Proprio perché i tempi e i luoghi di quei lontani accadimenti restano, anche alla luce delle moderne interpretazioni dei passi che abbiamo ricordato, saggiamente oscuri e cronologicamente non ricomponibili, il racconto lucano va letto nel contesto di una sacra LITURGIA, estranea alle coordinate spazio-temporali banalmente terrene, poiché essa parla di SALVEZZA e di REGNO di DIO. Così pure le Parole di GESÙ, la sua Benedizione e il suo messaggio sono, come Lui stesso, VIVI, al di là dei tempi storici e ci chiamano a testimoniare, nel SUO nome, come lo sono state nel passato, anche oggi, nel presente, e domani, nel futuro, “la conversione e il perdono dei peccati”.
Chiamati tutti a testimoniare, non solo come singoli quanto come Comunità di credenti, dobbiamo cominciare dalle nostre “GERUSALEMMI”, ovvero dalle nostre case, famiglie, luoghi di lavoro, città, e andare verso gli estremi confini, ovvero, come dice Papa Francesco, verso le periferie, là dove abitano i lontani, gli esclusi, i poveri, coloro che non hanno mai “ascoltato” la Parola di GESÙ o che hanno dimenticato (…i molti battezzati, ”analfabeti di ritorno”).
Raccontare loro che un giorno, lontano migliaia di anni Gesù è morto in croce ed è resuscitato? Potrebbero sorridere con incredula sufficienza della nostra “ricchezza” a loro ignota.
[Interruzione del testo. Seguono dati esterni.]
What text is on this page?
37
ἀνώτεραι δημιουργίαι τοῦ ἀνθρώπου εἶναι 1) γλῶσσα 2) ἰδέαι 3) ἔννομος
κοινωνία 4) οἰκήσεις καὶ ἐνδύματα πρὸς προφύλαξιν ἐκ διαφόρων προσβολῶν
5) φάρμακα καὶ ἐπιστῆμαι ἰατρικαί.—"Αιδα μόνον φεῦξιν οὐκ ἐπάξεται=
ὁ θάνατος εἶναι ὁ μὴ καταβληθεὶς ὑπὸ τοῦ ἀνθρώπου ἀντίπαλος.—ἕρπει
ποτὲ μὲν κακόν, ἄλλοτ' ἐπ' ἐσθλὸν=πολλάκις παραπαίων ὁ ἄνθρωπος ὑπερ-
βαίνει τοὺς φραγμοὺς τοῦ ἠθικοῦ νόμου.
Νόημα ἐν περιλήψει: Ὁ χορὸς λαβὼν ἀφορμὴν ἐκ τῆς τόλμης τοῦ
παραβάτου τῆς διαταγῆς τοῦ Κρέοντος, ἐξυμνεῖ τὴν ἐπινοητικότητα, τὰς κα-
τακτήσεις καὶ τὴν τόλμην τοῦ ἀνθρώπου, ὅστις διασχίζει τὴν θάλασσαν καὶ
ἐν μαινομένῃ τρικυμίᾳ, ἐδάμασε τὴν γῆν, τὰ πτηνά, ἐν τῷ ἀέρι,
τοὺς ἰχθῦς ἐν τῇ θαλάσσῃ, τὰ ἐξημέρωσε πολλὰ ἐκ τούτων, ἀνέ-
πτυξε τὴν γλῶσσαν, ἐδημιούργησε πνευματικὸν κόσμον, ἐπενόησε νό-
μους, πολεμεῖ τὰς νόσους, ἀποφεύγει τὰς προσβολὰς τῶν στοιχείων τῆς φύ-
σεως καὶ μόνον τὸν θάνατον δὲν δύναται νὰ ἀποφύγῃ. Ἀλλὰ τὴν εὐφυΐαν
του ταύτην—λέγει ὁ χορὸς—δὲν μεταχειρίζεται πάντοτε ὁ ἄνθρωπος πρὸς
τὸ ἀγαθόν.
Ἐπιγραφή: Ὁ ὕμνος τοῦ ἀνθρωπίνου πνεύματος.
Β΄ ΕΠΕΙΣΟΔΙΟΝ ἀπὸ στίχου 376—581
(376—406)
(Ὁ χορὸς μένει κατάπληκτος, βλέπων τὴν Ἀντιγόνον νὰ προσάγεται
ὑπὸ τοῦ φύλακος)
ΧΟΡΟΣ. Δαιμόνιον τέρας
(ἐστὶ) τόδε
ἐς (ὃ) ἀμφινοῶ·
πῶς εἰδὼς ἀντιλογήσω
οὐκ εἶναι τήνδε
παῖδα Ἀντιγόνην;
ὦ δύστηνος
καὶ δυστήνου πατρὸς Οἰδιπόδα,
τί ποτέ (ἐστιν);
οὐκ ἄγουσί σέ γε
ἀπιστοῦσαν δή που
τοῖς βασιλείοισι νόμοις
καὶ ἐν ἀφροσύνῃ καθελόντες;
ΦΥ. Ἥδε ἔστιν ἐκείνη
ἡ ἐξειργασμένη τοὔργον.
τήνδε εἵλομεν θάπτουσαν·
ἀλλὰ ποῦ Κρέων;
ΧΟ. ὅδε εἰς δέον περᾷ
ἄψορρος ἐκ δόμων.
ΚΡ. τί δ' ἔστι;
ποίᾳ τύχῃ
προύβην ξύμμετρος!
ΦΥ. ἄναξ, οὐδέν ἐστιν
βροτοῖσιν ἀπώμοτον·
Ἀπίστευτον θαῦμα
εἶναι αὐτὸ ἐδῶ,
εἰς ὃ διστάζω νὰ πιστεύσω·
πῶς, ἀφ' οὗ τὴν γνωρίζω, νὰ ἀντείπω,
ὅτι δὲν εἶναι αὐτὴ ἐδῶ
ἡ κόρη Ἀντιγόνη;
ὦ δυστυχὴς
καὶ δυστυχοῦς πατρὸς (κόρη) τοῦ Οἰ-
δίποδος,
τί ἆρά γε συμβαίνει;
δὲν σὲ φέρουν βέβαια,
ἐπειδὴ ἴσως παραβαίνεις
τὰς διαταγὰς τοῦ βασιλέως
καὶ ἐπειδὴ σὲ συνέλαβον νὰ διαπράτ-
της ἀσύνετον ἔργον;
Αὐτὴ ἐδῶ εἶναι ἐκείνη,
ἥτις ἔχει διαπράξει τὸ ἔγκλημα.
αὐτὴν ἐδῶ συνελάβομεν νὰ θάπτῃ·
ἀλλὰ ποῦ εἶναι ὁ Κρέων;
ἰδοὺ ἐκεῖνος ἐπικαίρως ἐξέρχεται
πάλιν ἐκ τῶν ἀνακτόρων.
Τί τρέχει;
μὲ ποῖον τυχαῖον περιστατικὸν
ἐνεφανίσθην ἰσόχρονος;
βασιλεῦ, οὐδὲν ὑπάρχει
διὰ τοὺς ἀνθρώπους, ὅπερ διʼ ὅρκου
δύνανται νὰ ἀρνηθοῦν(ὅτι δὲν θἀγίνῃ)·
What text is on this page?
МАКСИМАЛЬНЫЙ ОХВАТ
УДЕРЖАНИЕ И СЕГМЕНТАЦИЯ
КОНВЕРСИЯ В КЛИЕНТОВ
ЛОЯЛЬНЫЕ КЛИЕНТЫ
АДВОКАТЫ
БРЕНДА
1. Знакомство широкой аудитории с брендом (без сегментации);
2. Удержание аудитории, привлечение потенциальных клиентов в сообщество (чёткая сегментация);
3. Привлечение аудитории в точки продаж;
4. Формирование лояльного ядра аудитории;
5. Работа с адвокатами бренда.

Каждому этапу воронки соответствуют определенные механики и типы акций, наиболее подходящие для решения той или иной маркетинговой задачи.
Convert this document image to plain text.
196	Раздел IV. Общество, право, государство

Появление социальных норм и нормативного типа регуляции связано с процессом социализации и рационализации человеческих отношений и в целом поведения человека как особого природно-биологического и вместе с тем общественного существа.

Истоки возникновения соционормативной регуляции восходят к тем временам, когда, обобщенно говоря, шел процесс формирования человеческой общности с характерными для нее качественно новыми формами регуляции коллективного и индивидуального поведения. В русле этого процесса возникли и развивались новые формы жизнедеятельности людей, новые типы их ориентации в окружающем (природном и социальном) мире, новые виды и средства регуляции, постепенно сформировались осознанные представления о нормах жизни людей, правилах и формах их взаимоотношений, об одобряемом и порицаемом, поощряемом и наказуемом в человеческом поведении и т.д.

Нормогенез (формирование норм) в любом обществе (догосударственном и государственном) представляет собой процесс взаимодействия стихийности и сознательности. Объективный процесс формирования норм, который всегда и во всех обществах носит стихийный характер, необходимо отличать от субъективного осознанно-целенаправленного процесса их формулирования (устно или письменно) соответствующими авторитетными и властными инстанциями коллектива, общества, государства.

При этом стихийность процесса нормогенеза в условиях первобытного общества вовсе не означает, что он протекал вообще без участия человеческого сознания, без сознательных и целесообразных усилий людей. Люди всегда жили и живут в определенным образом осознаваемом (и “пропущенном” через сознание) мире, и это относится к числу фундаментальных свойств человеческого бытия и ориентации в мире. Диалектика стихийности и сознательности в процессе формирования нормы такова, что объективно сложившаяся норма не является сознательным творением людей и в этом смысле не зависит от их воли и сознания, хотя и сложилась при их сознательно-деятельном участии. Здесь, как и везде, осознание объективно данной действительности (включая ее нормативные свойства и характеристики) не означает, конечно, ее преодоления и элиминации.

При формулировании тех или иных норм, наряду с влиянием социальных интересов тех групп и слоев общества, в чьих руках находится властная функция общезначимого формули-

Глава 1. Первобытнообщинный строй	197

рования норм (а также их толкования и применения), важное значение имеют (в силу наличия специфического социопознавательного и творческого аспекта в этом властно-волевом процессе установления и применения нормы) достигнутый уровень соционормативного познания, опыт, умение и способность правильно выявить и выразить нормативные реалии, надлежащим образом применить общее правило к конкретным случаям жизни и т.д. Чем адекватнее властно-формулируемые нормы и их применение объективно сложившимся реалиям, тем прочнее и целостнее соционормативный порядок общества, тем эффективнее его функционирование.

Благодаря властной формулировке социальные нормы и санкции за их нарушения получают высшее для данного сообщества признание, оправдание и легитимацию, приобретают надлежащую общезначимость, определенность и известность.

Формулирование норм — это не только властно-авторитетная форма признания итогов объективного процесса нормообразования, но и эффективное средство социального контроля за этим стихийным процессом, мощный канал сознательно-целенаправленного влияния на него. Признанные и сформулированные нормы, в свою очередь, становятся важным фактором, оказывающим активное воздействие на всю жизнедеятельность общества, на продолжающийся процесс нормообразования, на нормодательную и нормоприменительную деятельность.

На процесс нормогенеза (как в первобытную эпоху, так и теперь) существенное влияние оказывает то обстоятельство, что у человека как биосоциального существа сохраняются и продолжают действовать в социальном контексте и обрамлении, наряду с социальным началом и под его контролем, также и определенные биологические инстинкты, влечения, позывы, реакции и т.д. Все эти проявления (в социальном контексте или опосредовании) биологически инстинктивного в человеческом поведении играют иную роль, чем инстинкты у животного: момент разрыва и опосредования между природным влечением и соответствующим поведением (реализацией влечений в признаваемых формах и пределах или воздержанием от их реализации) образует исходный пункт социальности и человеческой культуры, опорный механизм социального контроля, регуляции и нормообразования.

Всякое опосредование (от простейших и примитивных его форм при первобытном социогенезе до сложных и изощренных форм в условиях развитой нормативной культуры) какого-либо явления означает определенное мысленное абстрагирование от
Cosa allora ci induce a dire e a fare lo Spirito di Dio? Usare parole di rispetto per ciascuno di loro, dire che a QUALCUNO sta a cuore il loro bene ed anche a noi, dimostrandolo con le attenzioni, l’accoglienza, i piccoli gesti che sanno di buono ed anche col silenzio, se è il caso, di fronte a domande che, se capovolte, hanno già in sé la risposta.